Most entry-level dual-sports are models that have been around for a quite some time. They have history. Many people are familiar with them and a great deal of information is available. They’re not complicated to fix or expensive to maintain. Parts are abundant. Smaller bikes equal smaller parts, and theoretically, less expensive parts.
Buying a smaller dual-sport can run you as little as a few hundred dollars — if you're willing to do some work — or as much as a few thousand, for one in good condition. These types of bikes are often so cheap that you could pick up a slightly damaged iteration and keep it as a source for spares. Spending less on the purchase of the motorcycle leaves you more money to outfit it for your specific needs.
An often overlooked expense for international adventure travel is shipping your motorcycle. Costs and availability are typically based on size and weight. A simple dual-sport may even be broken down and then reassembled.

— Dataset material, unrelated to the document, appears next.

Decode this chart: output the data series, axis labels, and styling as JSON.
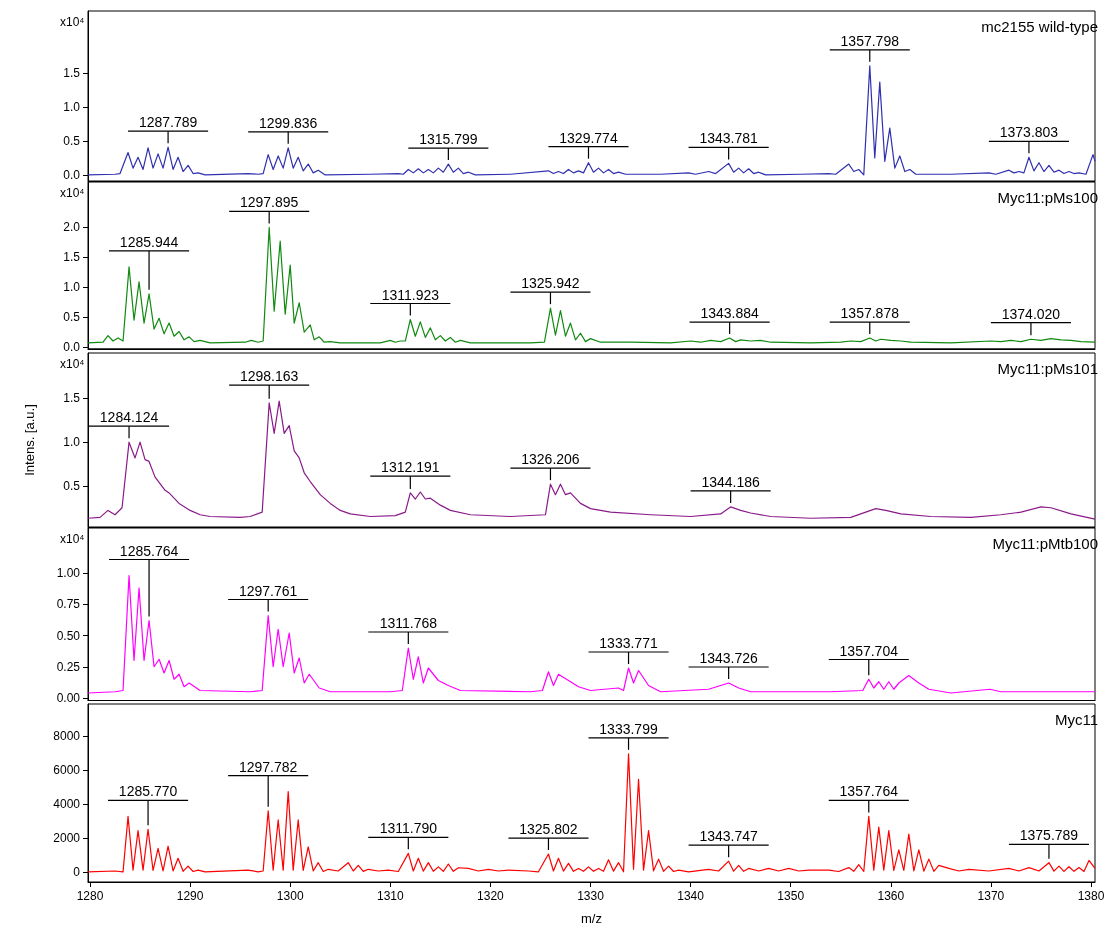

Small bikes can carry less, but that can also be a positive. The less you can carry, the less you will carry, and hopefully the more you'll enjoy your trip, not weighed down by a surplus of "things." You're taking a journey away from home, not taking your home on a journey!
In the end
Put aesthetics aside and imagine the perfect adventure bike for your height, weight, strength, agility and most importantly, your true needs. What would it be? Would it be the 900-pound road warrior fully equipped for high-speed pavement travel and ill-equipped for off-road or even bad-road use? Or perhaps the 600-pound monster promising adventure and glory, but also getting stuck in the sand? Or would it be a simple, lightweight, slim, small-displacement dual-sport that will fit in with the locals in adventurous locales around the world?
OK, this all sounds a bit biased, but you already know my choice. So, before your next adventure, ask yourself: How much stuff do you need, how much money do you want to spend, how many times can you pick up your bike, and how much fun will you have?